The microstructure evolution history and the underlying mechanism of an α/β dual phase titanium alloy during elastic-plastic deformation process

Abstract

In this paper, in situ scanning electron microscope tensile test was carried out on the Ti-4.5Mo-5.1Al-1.8Zr-1.1Sn-2.5Cr-2.9Zn alloy, and the mechanism of grain rotation, shape change and micro-strain redistribution in macroscopic elastic deformation (stage I), macroscopic elastic-plastic transition (stage II) and macroscopic plastic deformation (stage III) stages were quantitatively investigated by electron backscatter diffraction and digital image correlation. In stage I, it was found that 10.1% of the viewing zone underwent grain rotation or shape change, and the micro-strain was mainly distributed in primary α phase (αp) and their intersection. The result of the separately designed elastic loading-unloading tensile test showed that the rotated αp no longer returned to the primary orientation.
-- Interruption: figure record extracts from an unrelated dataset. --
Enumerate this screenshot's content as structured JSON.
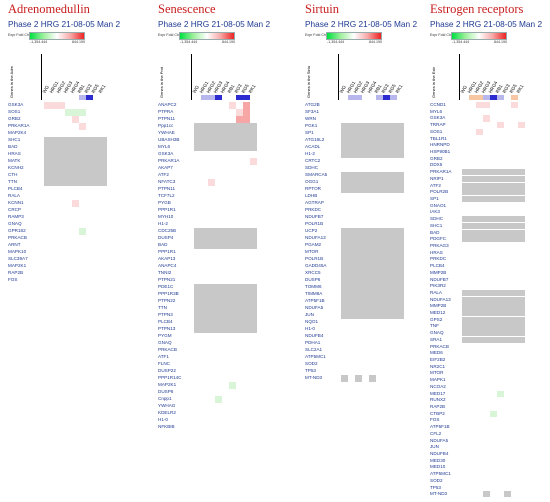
{
  "legend": {
    "label": "Expr Fold Change",
    "min": "-1,354.444",
    "max": "844.190"
  },
  "colors": {
    "gray": "#c8c8c8",
    "lightRed": "#fadada",
    "red": "#f7a6a6",
    "lightGreen": "#d8f5d8",
    "green": "#30e050",
    "blue": "#2c2cd0",
    "lightBlue": "#b7b7ee",
    "orange": "#f6c7a2"
  },
  "panels": [
    {
      "id": "adrenomedullin",
      "title": "Adrenomedullin",
      "subtitle": "Phase 2 HRG 21-08-05 Man 2",
      "genes_header": "Genes in the Adre",
      "samples": [
        "WG",
        "HRG1",
        "HRG2",
        "HRG3",
        "HRG4",
        "RB1",
        "RG3",
        "RG5",
        "RK1"
      ],
      "top": [
        [
          "#ffffff",
          "#ffffff",
          "#ffffff",
          "#ffffff",
          "#ffffff",
          "#b7b7ee",
          "#2c2cd0",
          "#ffffff",
          "#ffffff"
        ]
      ],
      "genes": [
        "GSK3A",
        "SOS1",
        "GRB2",
        "PRKAR1A",
        "MAP2K4",
        "SHC1",
        "BAD",
        "HRAS",
        "MATK",
        "KCNH2",
        "CTH",
        "TTN",
        "PLCB4",
        "RALA",
        "KCNN1",
        "CRCP",
        "RAMP3",
        "GNAQ",
        "GPR182",
        "PRKACB",
        "ARNT",
        "MAPK10",
        "SLC39A7",
        "MAP2K1",
        "RAP2B",
        "FOS"
      ],
      "rows": [
        "pppwwwwww",
        "wwwgggwww",
        "wwwwpwwww",
        "wwwwwpwww",
        "wwwwwwwww",
        "GGGGGGGGG",
        "GGGGGGGGG",
        "GGGGGGGGG",
        "GGGGGGGGG",
        "GGGGGGGGG",
        "GGGGGGGGG",
        "GGGGGGGGG",
        "wwwwwwwww",
        "wwwwwwwww",
        "wwwwpwwww",
        "wwwwwwwww",
        "wwwwwwwww",
        "wwwwwwwww",
        "wwwwwgwww",
        "wwwwwwwww",
        "wwwwwwwww",
        "wwwwwwwww",
        "wwwwwwwww",
        "wwwwwwwww",
        "wwwwwwwww",
        "wwwwwwwww"
      ]
    },
    {
      "id": "senescence",
      "title": "Senescence",
      "subtitle": "Phase 2 HRG 21-08-05 Man 2",
      "genes_header": "Genes in the Prot",
      "samples": [
        "WG",
        "HRG1",
        "HRG2",
        "HRG3",
        "HRG4",
        "RB1",
        "RG3",
        "RG5",
        "RK1"
      ],
      "top": [
        [
          "#ffffff",
          "#b7b7ee",
          "#b7b7ee",
          "#2c2cd0",
          "#ffffff",
          "#ffffff",
          "#2c2cd0",
          "#2c2cd0",
          "#ffffff"
        ]
      ],
      "genes": [
        "ANAPC2",
        "PTPRA",
        "PTPN11",
        "Ppp1cc",
        "YWHAE",
        "UBASH3B",
        "MYL6",
        "GSK3A",
        "PRKAR1A",
        "AKAP7",
        "ATF2",
        "NFATC3",
        "PTPN11",
        "TCF7L2",
        "PYGB",
        "PPP1R1",
        "MYH10",
        "H1-2",
        "CDC25B",
        "DUSP4",
        "BAD",
        "PPP1R1",
        "AKAP13",
        "ANAPC4",
        "TNNI2",
        "PTPN21",
        "PDE1C",
        "PPP1R3B",
        "PTPN22",
        "TTN",
        "PTPN3",
        "PLCB4",
        "PTPN13",
        "PYGM",
        "GNAQ",
        "PRKACB",
        "ATF1",
        "FLNC",
        "DUSP22",
        "PPP1R14C",
        "MAP2K1",
        "DUSP6",
        "Cnpp1",
        "YWHAG",
        "KDELR2",
        "H1-0",
        "NFKBIB"
      ],
      "rows": [
        "wwwwwpwrw",
        "wwwwwwprw",
        "wwwwwwrrw",
        "GGGGGGGGG",
        "GGGGGGGGG",
        "GGGGGGGGG",
        "GGGGGGGGG",
        "wwwwwwwww",
        "wwwwwwwwp",
        "wwwwwwwww",
        "wwwwwwwww",
        "wwpwwwwww",
        "wwwwwwwww",
        "wwwwwwwww",
        "wwwwwwwww",
        "wwwwwwwww",
        "wwwwwwwww",
        "wwwwwwwww",
        "GGGGGGGGG",
        "GGGGGGGGG",
        "GGGGGGGGG",
        "wwwwwwwww",
        "wwwwwwwww",
        "wwwwwwwww",
        "wwwwwwwww",
        "wwwwwwwww",
        "GGGGGGGGG",
        "GGGGGGGGG",
        "GGGGGGGGG",
        "GGGGGGGGG",
        "GGGGGGGGG",
        "GGGGGGGGG",
        "GGGGGGGGG",
        "wwwwwwwww",
        "wwwwwwwww",
        "wwwwwwwww",
        "wwwwwwwww",
        "wwwwwwwww",
        "wwwwwwwww",
        "wwwwwwwww",
        "wwwwwgwww",
        "wwwwwwwww",
        "wwwgwwwww",
        "wwwwwwwww",
        "wwwwwwwww",
        "wwwwwwwww",
        "wwwwwwwww"
      ]
    },
    {
      "id": "sirtuin",
      "title": "Sirtuin",
      "subtitle": "Phase 2 HRG 21-08-05 Man 2",
      "genes_header": "Genes in the Sirtu",
      "samples": [
        "WG",
        "HRG1",
        "HRG2",
        "HRG3",
        "HRG4",
        "RB1",
        "RG3",
        "RG5",
        "RK1"
      ],
      "top": [
        [
          "#ffffff",
          "#b7b7ee",
          "#b7b7ee",
          "#ffffff",
          "#ffffff",
          "#b7b7ee",
          "#2c2cd0",
          "#b7b7ee",
          "#ffffff"
        ]
      ],
      "genes": [
        "ATG2B",
        "SF3A1",
        "WRN",
        "PGK1",
        "SP1",
        "ATG16L2",
        "ACADL",
        "H1-2",
        "CRTC2",
        "SDHC",
        "SMARCA5",
        "OGG1",
        "RPTOR",
        "LDHB",
        "AGTRAP",
        "PRKDC",
        "NDUFB7",
        "POLR1B",
        "UCP2",
        "NDUFA13",
        "PGAM2",
        "MTOR",
        "POLR1B",
        "GADD45A",
        "XRCC5",
        "DUSP6",
        "TOMM6",
        "TIMM8A",
        "ATP5F1B",
        "NDUFA5",
        "JUN",
        "NQO1",
        "H1-0",
        "NDUFB4",
        "PDHA1",
        "SLC2A1",
        "ATP5MC1",
        "SOD2",
        "TP53",
        "MT-ND3"
      ],
      "rows": [
        "wwwwwwwww",
        "wwwwwwwww",
        "wwwwwwwww",
        "GGGGGGGGG",
        "GGGGGGGGG",
        "GGGGGGGGG",
        "GGGGGGGGG",
        "GGGGGGGGG",
        "wwwwwwwww",
        "wwwwwwwww",
        "GGGGGGGGG",
        "GGGGGGGGG",
        "GGGGGGGGG",
        "wwwwwwwww",
        "wwwwwwwww",
        "wwwwwwwww",
        "wwwwwwwww",
        "wwwwwwwww",
        "GGGGGGGGG",
        "GGGGGGGGG",
        "GGGGGGGGG",
        "GGGGGGGGG",
        "GGGGGGGGG",
        "GGGGGGGGG",
        "GGGGGGGGG",
        "GGGGGGGGG",
        "GGGGGGGGG",
        "GGGGGGGGG",
        "GGGGGGGGG",
        "GGGGGGGGG",
        "GGGGGGGGG",
        "wwwwwwwww",
        "wwwwwwwww",
        "wwwwwwwww",
        "wwwwwwwww",
        "wwwwwwwww",
        "wwwwwwwww",
        "wwwwwwwww",
        "wwwwwwwww",
        "GwGwGwwww"
      ]
    },
    {
      "id": "estrogen",
      "title": "Estrogen receptors",
      "subtitle": "Phase 2 HRG 21-08-05 Man 2",
      "genes_header": "Genes in the Estr",
      "samples": [
        "WG",
        "HRG1",
        "HRG2",
        "HRG3",
        "HRG4",
        "RB1",
        "RG3",
        "RG5",
        "RK1"
      ],
      "top": [
        [
          "#ffffff",
          "#f6c7a2",
          "#f6c7a2",
          "#b7b7ee",
          "#2c2cd0",
          "#b7b7ee",
          "#ffffff",
          "#f6c7a2",
          "#ffffff"
        ]
      ],
      "genes": [
        "CCND1",
        "MYL6",
        "GSK3A",
        "TRRAP",
        "SOS1",
        "TBL1R1",
        "HNRNPD",
        "HSP90B1",
        "GRB2",
        "DDX5",
        "PRKAR1A",
        "NRIP1",
        "ATF2",
        "POLR2B",
        "SP1",
        "GNAO1",
        "IAK3",
        "SDHC",
        "SHC1",
        "BAD",
        "PDGFC",
        "PRKAG3",
        "HRAS",
        "PRKDC",
        "PLCB4",
        "MMP2B",
        "NDUFB7",
        "PIK3R2",
        "RALA",
        "NDUFA13",
        "MMP2B",
        "MED12",
        "GPS2",
        "TNF",
        "GNAQ",
        "SRA1",
        "PRKACB",
        "MED6",
        "EIF2B2",
        "NR2C1",
        "MTOR",
        "MAPK1",
        "NCOA2",
        "MED17",
        "RUNX2",
        "RAP2B",
        "CTBP2",
        "FOS",
        "ATP5F1B",
        "CFL2",
        "NDUFA5",
        "JUN",
        "NDUFB4",
        "MED30",
        "MED10",
        "ATP5MC1",
        "SOD2",
        "TP53",
        "MT-ND3"
      ],
      "rows": [
        "wwppwwwpw",
        "wwwwwwwww",
        "wwwpwwwww",
        "wwwwwpwwp",
        "wwpwwwwww",
        "wwwwwwwww",
        "wwwwwwwww",
        "wwwwwwwww",
        "wwwwwwwww",
        "wwwwwwwww",
        "GGGGGGGGG",
        "GGGGGGGGG",
        "GGGGGGGGG",
        "GGGGGGGGG",
        "GGGGGGGGG",
        "wwwwwwwww",
        "wwwwwwwww",
        "GGGGGGGGG",
        "GGGGGGGGG",
        "GGGGGGGGG",
        "GGGGGGGGG",
        "wwwwwwwww",
        "wwwwwwwww",
        "wwwwwwwww",
        "wwwwwwwww",
        "wwwwwwwww",
        "wwwwwwwww",
        "wwwwwwwww",
        "GGGGGGGGG",
        "GGGGGGGGG",
        "GGGGGGGGG",
        "GGGGGGGGG",
        "GGGGGGGGG",
        "GGGGGGGGG",
        "GGGGGGGGG",
        "GGGGGGGGG",
        "wwwwwwwww",
        "wwwwwwwww",
        "wwwwwwwww",
        "wwwwwwwww",
        "wwwwwwwww",
        "wwwwwwwww",
        "wwwwwwwww",
        "wwwwwgwww",
        "wwwwwwwww",
        "wwwwwwwww",
        "wwwwgwwww",
        "wwwwwwwww",
        "wwwwwwwww",
        "wwwwwwwww",
        "wwwwwwwww",
        "wwwwwwwww",
        "wwwwwwwww",
        "wwwwwwwww",
        "wwwwwwwww",
        "wwwwwwwww",
        "wwwwwwwww",
        "wwwwwwwww",
        "wwwGwwGww"
      ]
    }
  ]
}
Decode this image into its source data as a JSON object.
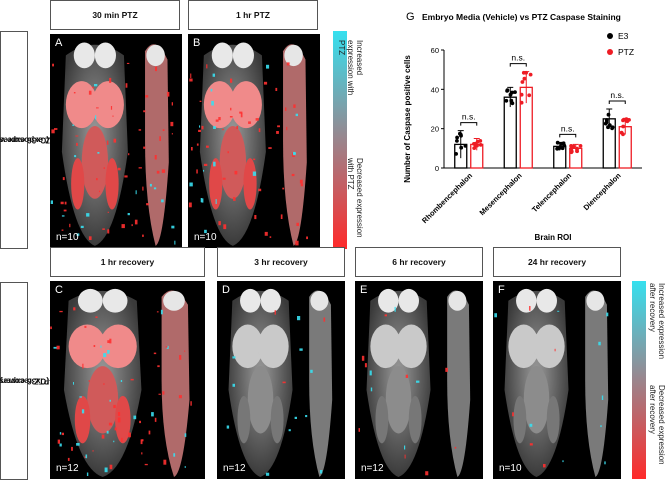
{
  "top_row": {
    "headers": [
      "30 min PTZ",
      "1 hr PTZ"
    ],
    "side_label_line1": "PTZ exposure vs. media",
    "side_label_line2": "(Cx36 expression)",
    "panels": [
      {
        "letter": "A",
        "n": "n=10",
        "tone": "red"
      },
      {
        "letter": "B",
        "n": "n=10",
        "tone": "red"
      }
    ],
    "colorbar": {
      "top_text": "Increased expression with PTZ",
      "bottom_text": "Decreased expression with PTZ",
      "top_color": "#35e0ef",
      "bottom_color": "#ff2a2a"
    }
  },
  "bottom_row": {
    "headers": [
      "1 hr recovery",
      "3 hr recovery",
      "6 hr recovery",
      "24 hr recovery"
    ],
    "side_label_line1": "Post-PTZ recovery vs. media",
    "side_label_line2": "(Cx36 expression)",
    "panels": [
      {
        "letter": "C",
        "n": "n=12",
        "tone": "red"
      },
      {
        "letter": "D",
        "n": "n=12",
        "tone": "gray"
      },
      {
        "letter": "E",
        "n": "n=12",
        "tone": "gray"
      },
      {
        "letter": "F",
        "n": "n=10",
        "tone": "gray"
      }
    ],
    "colorbar": {
      "top_text": "Increased expression after recovery",
      "bottom_text": "Decreased expression after recovery",
      "top_color": "#35e0ef",
      "bottom_color": "#ff2a2a"
    }
  },
  "chart_data": {
    "panel_letter": "G",
    "type": "bar",
    "title": "Embryo Media (Vehicle) vs PTZ Caspase Staining",
    "xlabel": "Brain  ROI",
    "ylabel": "Number of Caspase positive cells",
    "ylim": [
      0,
      60
    ],
    "yticks": [
      "0",
      "20",
      "40",
      "60"
    ],
    "categories": [
      "Rhombencephalon",
      "Mesencephalon",
      "Telencephalon",
      "Diencephalon"
    ],
    "series": [
      {
        "name": "E3",
        "color": "#000000",
        "values": [
          12,
          36,
          11,
          25
        ],
        "errors": [
          7,
          5,
          2,
          5
        ]
      },
      {
        "name": "PTZ",
        "color": "#ee1c24",
        "values": [
          12,
          41,
          10,
          21
        ],
        "errors": [
          3,
          8,
          2,
          4
        ]
      }
    ],
    "annotations": [
      "n.s.",
      "n.s.",
      "n.s.",
      "n.s."
    ],
    "legend_position": "top-right"
  }
}
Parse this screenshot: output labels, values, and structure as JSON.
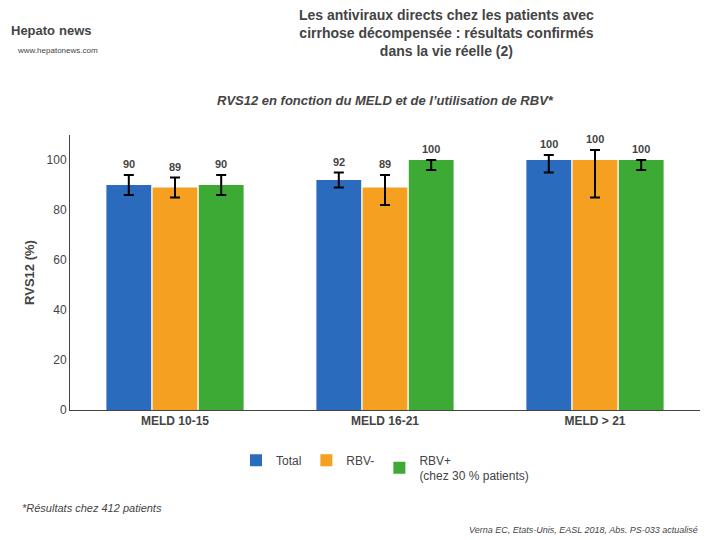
{
  "chart_data": {
    "type": "bar",
    "title": "Les antiviraux directs chez les patients avec\ncirrhose décompensée : résultats confirmés\ndans la vie réelle (2)",
    "subtitle": "RVS12 en fonction du MELD et de l’utilisation de RBV*",
    "categories": [
      "MELD 10-15",
      "MELD 16-21",
      "MELD > 21"
    ],
    "series": [
      {
        "name": "Total",
        "color": "#2B6BBD",
        "values": [
          90,
          92,
          100
        ],
        "error_low": [
          4,
          3,
          5
        ],
        "error_high": [
          4,
          3,
          2
        ]
      },
      {
        "name": "RBV-",
        "color": "#F5A020",
        "values": [
          89,
          89,
          100
        ],
        "error_low": [
          4,
          7,
          15
        ],
        "error_high": [
          4,
          5,
          4
        ]
      },
      {
        "name": "RBV+",
        "color": "#3EAA36",
        "values": [
          90,
          100,
          100
        ],
        "error_low": [
          4,
          4,
          4
        ],
        "error_high": [
          4,
          0,
          0
        ]
      }
    ],
    "ylabel": "RVS12 (%)",
    "ylim": [
      0,
      110
    ],
    "yticks": [
      0,
      20,
      40,
      60,
      80,
      100
    ],
    "grid": false,
    "data_labels": true,
    "legend": "bottom",
    "annotations": [
      "Hepato",
      "news",
      "www.hepatonews.com",
      "(chez 30 % patients)",
      "*Résultats chez 412 patients",
      "Verna EC, Etats-Unis, EASL 2018, Abs. PS-033 actualisé"
    ]
  }
}
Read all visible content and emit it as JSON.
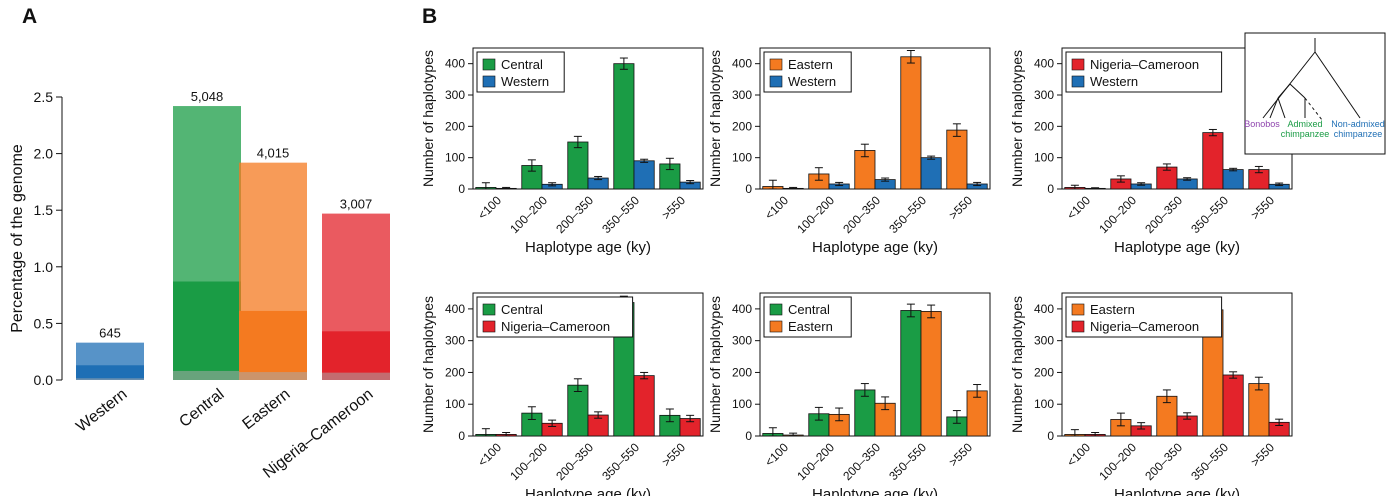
{
  "colors": {
    "Western": "#1f6fb5",
    "Central": "#1a9c45",
    "Eastern": "#f47a20",
    "Nigeria–Cameroon": "#e3232b",
    "bonobos_label": "#8e44ad",
    "admixed_label": "#1a9c45",
    "nonadmixed_label": "#1f6fb5"
  },
  "panel_a": {
    "letter": "A",
    "chart_data": {
      "type": "bar",
      "stacked": true,
      "ylabel": "Percentage of the genome",
      "ylim": [
        0,
        2.5
      ],
      "yticks": [
        "0.0",
        "0.5",
        "1.0",
        "1.5",
        "2.0",
        "2.5"
      ],
      "categories": [
        "Western",
        "Central",
        "Eastern",
        "Nigeria–Cameroon"
      ],
      "totals": [
        0.33,
        2.42,
        1.92,
        1.47
      ],
      "dark_segment": [
        0.13,
        0.87,
        0.61,
        0.43
      ],
      "base_segment": [
        0.015,
        0.08,
        0.07,
        0.065
      ],
      "top_labels": [
        "645",
        "5,048",
        "4,015",
        "3,007"
      ]
    }
  },
  "panel_b": {
    "letter": "B",
    "inset": {
      "labels": {
        "bonobos": "Bonobos",
        "admixed_1": "Admixed",
        "admixed_2": "chimpanzee",
        "nonadmixed_1": "Non-admixed",
        "nonadmixed_2": "chimpanzee"
      }
    },
    "chart_data": [
      {
        "type": "bar",
        "xlabel": "Haplotype age (ky)",
        "ylabel": "Number of haplotypes",
        "ylim": [
          0,
          450
        ],
        "yticks": [
          "0",
          "100",
          "200",
          "300",
          "400"
        ],
        "categories": [
          "<100",
          "100–200",
          "200–350",
          "350–550",
          ">550"
        ],
        "legend": "top-left",
        "series": [
          {
            "name": "Central",
            "values": [
              5,
              75,
              150,
              400,
              80
            ],
            "errors": [
              15,
              18,
              18,
              18,
              18
            ]
          },
          {
            "name": "Western",
            "values": [
              2,
              15,
              35,
              90,
              22
            ],
            "errors": [
              3,
              5,
              5,
              5,
              5
            ]
          }
        ]
      },
      {
        "type": "bar",
        "xlabel": "Haplotype age (ky)",
        "ylabel": "Number of haplotypes",
        "ylim": [
          0,
          450
        ],
        "yticks": [
          "0",
          "100",
          "200",
          "300",
          "400"
        ],
        "categories": [
          "<100",
          "100–200",
          "200–350",
          "350–550",
          ">550"
        ],
        "legend": "top-left",
        "series": [
          {
            "name": "Eastern",
            "values": [
              8,
              48,
              123,
              422,
              188
            ],
            "errors": [
              20,
              20,
              20,
              20,
              20
            ]
          },
          {
            "name": "Western",
            "values": [
              2,
              16,
              30,
              100,
              16
            ],
            "errors": [
              3,
              5,
              5,
              5,
              5
            ]
          }
        ]
      },
      {
        "type": "bar",
        "xlabel": "Haplotype age (ky)",
        "ylabel": "Number of haplotypes",
        "ylim": [
          0,
          450
        ],
        "yticks": [
          "0",
          "100",
          "200",
          "300",
          "400"
        ],
        "categories": [
          "<100",
          "100–200",
          "200–350",
          "350–550",
          ">550"
        ],
        "legend": "top-left",
        "series": [
          {
            "name": "Nigeria–Cameroon",
            "values": [
              5,
              32,
              70,
              180,
              62
            ],
            "errors": [
              7,
              10,
              10,
              10,
              10
            ]
          },
          {
            "name": "Western",
            "values": [
              2,
              16,
              32,
              62,
              15
            ],
            "errors": [
              2,
              4,
              4,
              4,
              4
            ]
          }
        ]
      },
      {
        "type": "bar",
        "xlabel": "Haplotype age (ky)",
        "ylabel": "Number of haplotypes",
        "ylim": [
          0,
          450
        ],
        "yticks": [
          "0",
          "100",
          "200",
          "300",
          "400"
        ],
        "categories": [
          "<100",
          "100–200",
          "200–350",
          "350–550",
          ">550"
        ],
        "legend": "top-left",
        "series": [
          {
            "name": "Central",
            "values": [
              5,
              72,
              160,
              420,
              65
            ],
            "errors": [
              18,
              20,
              20,
              20,
              20
            ]
          },
          {
            "name": "Nigeria–Cameroon",
            "values": [
              5,
              40,
              66,
              190,
              55
            ],
            "errors": [
              6,
              10,
              10,
              10,
              10
            ]
          }
        ]
      },
      {
        "type": "bar",
        "xlabel": "Haplotype age (ky)",
        "ylabel": "Number of haplotypes",
        "ylim": [
          0,
          450
        ],
        "yticks": [
          "0",
          "100",
          "200",
          "300",
          "400"
        ],
        "categories": [
          "<100",
          "100–200",
          "200–350",
          "350–550",
          ">550"
        ],
        "legend": "top-left",
        "series": [
          {
            "name": "Central",
            "values": [
              8,
              70,
              145,
              395,
              60
            ],
            "errors": [
              18,
              20,
              20,
              20,
              20
            ]
          },
          {
            "name": "Eastern",
            "values": [
              3,
              68,
              103,
              392,
              142
            ],
            "errors": [
              6,
              20,
              20,
              20,
              20
            ]
          }
        ]
      },
      {
        "type": "bar",
        "xlabel": "Haplotype age (ky)",
        "ylabel": "Number of haplotypes",
        "ylim": [
          0,
          450
        ],
        "yticks": [
          "0",
          "100",
          "200",
          "300",
          "400"
        ],
        "categories": [
          "<100",
          "100–200",
          "200–350",
          "350–550",
          ">550"
        ],
        "legend": "top-left",
        "series": [
          {
            "name": "Eastern",
            "values": [
              5,
              52,
              125,
              397,
              165
            ],
            "errors": [
              15,
              20,
              20,
              20,
              20
            ]
          },
          {
            "name": "Nigeria–Cameroon",
            "values": [
              5,
              32,
              63,
              192,
              43
            ],
            "errors": [
              6,
              10,
              10,
              10,
              10
            ]
          }
        ]
      }
    ]
  }
}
In stage II, the tensile plastic deformation regions reached 52.9%, and grains in βT regions continued to rotate and began to change shape. In stage III, 84.6% of the viewing zone got into the tensile plastic deformation state. Combined with geometrically necessary dislocation density distribution, it was found that some of the regions in low strain state (0 ≤ ε<1%) actually underwent complex tensile plastic deformation. In addition, the maximum micro-strain of the viewing zone was transferred to βT regions.